Ministerstwo zadecydowało o wstrzymaniu prywatyzacji. – Od naszych przedstawicieli, którzy rozmawiali dziś w ministerstwie, dowiedzieliśmy się, że minister całkowicie odwołał prywatyzację. Zostanie rozpisany nowy prospekt emisyjny – potwierdza Paweł Barczak, plantator buraka cukrowego, uczestnik protestu. Dodaje, że plantatorzy i pracownicy pracowali na kapitał spółki, której kiedyś nie wróżono przyszłości. Trzeba stworzyć warunki, by uczciwi ludzie mogli zdobyć akcje, a nie podstawione osoby.

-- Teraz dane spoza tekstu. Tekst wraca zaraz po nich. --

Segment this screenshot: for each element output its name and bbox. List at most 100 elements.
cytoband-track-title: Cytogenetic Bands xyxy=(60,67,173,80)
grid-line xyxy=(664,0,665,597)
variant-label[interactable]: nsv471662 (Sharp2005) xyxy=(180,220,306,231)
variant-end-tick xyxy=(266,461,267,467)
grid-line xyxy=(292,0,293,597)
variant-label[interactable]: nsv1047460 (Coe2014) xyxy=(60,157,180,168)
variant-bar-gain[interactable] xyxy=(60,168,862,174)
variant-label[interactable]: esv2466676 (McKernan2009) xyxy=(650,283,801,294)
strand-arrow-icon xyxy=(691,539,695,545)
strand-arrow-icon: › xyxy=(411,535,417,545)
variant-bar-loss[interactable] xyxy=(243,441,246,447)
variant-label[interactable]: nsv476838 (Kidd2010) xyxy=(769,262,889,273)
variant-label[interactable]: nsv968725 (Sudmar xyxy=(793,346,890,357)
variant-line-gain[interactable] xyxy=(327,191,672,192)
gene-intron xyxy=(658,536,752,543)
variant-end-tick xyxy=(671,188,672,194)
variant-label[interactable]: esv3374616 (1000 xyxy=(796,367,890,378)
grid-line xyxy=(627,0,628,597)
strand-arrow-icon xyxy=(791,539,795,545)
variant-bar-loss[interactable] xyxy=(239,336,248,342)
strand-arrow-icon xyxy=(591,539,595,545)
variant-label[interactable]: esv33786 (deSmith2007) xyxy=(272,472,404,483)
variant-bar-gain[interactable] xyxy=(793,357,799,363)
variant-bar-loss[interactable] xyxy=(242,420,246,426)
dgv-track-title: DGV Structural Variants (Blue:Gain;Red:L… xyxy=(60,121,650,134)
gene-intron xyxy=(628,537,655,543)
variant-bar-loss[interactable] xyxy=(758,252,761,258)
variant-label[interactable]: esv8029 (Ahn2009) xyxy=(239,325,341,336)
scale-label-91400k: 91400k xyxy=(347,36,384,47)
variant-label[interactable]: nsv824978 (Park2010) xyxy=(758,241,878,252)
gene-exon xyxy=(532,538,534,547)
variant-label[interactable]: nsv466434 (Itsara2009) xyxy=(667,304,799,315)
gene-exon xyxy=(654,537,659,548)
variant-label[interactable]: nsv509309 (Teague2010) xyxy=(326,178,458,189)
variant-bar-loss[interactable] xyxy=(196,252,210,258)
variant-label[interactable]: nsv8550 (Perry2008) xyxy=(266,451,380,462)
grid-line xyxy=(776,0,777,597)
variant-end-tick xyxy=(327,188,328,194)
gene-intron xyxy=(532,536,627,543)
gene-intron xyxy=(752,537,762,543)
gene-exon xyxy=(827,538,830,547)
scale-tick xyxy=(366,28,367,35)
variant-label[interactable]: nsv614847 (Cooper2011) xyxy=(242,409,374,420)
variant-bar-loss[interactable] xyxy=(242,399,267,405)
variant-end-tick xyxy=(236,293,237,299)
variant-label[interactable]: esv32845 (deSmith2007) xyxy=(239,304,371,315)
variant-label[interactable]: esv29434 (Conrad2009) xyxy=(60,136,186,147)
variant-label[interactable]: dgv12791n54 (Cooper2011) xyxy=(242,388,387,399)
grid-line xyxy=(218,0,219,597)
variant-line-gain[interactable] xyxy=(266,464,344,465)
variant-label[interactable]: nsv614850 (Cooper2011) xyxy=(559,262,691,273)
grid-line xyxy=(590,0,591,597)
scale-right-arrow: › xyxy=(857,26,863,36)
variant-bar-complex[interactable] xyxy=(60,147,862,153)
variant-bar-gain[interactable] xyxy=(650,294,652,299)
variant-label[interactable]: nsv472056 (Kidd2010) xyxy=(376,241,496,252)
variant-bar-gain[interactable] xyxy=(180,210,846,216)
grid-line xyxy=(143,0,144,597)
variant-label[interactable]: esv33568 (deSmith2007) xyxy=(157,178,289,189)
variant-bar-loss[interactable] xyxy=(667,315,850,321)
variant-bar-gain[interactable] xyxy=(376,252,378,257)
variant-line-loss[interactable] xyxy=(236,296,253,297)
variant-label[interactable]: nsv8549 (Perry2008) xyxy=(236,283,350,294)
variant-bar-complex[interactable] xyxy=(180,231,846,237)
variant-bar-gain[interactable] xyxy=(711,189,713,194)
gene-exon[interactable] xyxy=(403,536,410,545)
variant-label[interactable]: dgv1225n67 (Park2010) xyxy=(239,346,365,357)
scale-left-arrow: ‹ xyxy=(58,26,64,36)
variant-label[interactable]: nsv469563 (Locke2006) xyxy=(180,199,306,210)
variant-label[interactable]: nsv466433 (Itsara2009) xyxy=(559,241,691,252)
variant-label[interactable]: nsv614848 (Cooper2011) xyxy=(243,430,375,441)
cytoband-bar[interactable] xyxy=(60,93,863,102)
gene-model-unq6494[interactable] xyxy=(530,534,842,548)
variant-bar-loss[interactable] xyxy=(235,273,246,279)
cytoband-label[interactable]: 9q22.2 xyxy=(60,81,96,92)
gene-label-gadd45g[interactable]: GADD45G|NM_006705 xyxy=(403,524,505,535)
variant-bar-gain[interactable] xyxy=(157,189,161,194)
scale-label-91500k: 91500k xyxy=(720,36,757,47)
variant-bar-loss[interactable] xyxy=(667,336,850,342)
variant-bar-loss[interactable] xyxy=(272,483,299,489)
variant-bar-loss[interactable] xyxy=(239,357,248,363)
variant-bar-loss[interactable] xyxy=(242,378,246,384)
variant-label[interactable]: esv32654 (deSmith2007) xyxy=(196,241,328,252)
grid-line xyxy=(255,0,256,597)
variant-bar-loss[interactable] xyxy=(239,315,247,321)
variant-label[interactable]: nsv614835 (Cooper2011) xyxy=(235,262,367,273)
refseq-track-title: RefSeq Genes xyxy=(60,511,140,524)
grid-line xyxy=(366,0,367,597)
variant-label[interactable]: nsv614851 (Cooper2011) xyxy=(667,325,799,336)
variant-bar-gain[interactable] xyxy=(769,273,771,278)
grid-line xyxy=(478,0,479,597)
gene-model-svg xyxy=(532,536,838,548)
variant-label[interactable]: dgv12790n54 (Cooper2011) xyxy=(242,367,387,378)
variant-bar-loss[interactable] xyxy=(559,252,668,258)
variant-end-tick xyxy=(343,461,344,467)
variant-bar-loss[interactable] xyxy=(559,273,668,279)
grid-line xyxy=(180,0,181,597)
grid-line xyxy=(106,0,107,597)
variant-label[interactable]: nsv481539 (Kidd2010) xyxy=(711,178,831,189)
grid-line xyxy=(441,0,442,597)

Podczas ostatniego posiedzenia Komisji Rolnictwa i Rozwoju Wsi wiceminister skarbu Tomasz Lenkiewicz mówił o powiadomieniu Centralnego Biura Antykorupcyjnego w tej kontrowersyjnej sprawie. W razie ewentualnego potwierdzenia spekulacji, prywatyzacja KSC miała zostać natychmiast zahamowana.
Aneks do prospektu emisyjnego, zawierający informację o decyzji ministerstwa, został zatwierdzony przez Komisję Nadzoru Finansowego – podało ministerstwo. Wstrzymanie prywatyzacji KSC wymagało zgody KNF.
Krajowa Spółka Cukrowa powstała w 2003 r., obecnie w jej skład wchodzi 7 cukrowni. Spółka ma ok. 40-proc. udział w krajowym rynku cukru. Prywatyzacja KSC rozpoczęła się w 2011 r. Oferowano ponad 777 mln akcji, stanowiących mniej więcej 79 proc. kapitału zakładowego.